Keterbatasan tersebut, bagaimanapun, tidak harus mengarah siapa pun untuk mengabaikan potensi korosif serangan cyber. Memang, serangan tersebut dapat merusak kepercayaan sosial dalam cara yang lebih langsung daripada kekerasan politik tradisional. Cyberattacks yang lebih tepat; mereka tidak selalu merusak monopoli negara kekuatan secara grosir. Sebaliknya, mereka dapat disesuaikan untuk menyerang perusahaan-perusahaan tertentu atau organisasi sektor publik dan digunakan untuk merongrong otoritas kelompok-kelompok 'selektif. Stuxnet memberikan contoh yang baik dari ini dinamis. Mengesampingkan pertanyaan apakah serangan itu tindakan perang, tujuan utama adalah untuk melemahkan kepercayaan dari para ilmuwan Iran dalam sistem mereka dan dalam diri mereka sendiri dan kepercayaan dari rezim Iran dalam kemampuannya untuk membangun senjata nuklir. Tujuan awal adalah untuk menyebabkan kerusakan fisik sebanyak sentrifugal Iran mungkin. Tapi penyerang Amerika dan Israel tahu bahwa efek fisik dapat dimanfaatkan untuk melepaskan efek yang jauh lebih merusak psikologis. "Tujuannya adalah bahwa kegagalan harus membuat mereka merasa mereka bodoh, yang adalah apa yang terjadi," kata seorang peserta Amerika The New York Times.

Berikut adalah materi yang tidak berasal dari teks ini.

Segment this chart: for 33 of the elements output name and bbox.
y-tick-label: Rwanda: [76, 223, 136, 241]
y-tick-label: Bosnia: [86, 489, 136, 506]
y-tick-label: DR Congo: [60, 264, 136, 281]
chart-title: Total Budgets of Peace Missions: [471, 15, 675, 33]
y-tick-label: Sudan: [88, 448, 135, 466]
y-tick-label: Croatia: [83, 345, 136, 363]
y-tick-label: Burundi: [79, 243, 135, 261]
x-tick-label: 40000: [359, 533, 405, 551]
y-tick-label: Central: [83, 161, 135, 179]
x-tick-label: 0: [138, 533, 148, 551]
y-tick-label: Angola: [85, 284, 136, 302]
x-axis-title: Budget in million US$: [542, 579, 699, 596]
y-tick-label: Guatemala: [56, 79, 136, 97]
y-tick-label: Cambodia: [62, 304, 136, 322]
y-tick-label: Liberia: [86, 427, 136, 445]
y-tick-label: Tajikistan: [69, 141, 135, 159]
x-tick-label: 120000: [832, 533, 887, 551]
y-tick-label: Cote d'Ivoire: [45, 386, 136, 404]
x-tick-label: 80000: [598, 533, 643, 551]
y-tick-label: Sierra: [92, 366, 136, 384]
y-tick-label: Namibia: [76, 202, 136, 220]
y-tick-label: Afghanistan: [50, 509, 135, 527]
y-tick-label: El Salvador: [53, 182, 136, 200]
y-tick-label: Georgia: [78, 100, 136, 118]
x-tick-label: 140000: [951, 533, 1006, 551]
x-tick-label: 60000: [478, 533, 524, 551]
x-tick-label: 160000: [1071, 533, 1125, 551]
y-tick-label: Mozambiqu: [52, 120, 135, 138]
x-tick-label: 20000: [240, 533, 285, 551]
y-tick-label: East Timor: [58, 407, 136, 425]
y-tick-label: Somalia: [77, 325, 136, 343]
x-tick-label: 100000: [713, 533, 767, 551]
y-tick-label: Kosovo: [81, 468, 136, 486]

Amerika dan Israel berharap bahwa setelah beberapa mesin gagal, para insinyur Iran akan menutup lebih mesin karena mereka tidak mempercayai teknologi mereka sendiri atau memang kemampuan mereka sendiri. Di markas Badan Energi Atom Internasional, di Wina, rumor beredar bahwa Iran telah kehilangan begitu banyak keyakinan dalam sistem dan instrumen mereka sendiri bahwa pengelolaan fasilitas Natanz mengambil langkah luar biasa untuk menempatkan insinyur untuk duduk di pabrik dan radio kembali apa yang mereka lihat untuk mengkonfirmasi pembacaan instrumen. "Mereka bereaksi berlebihan," salah satu penyerang diturunkan David Sanger dari The New York Times, "dan bahwa tertunda mereka bahkan lebih." Iran juga mulai menyalahkan internal, menunjuk jari pada satu sama lain dan bahkan menembak beberapa personil.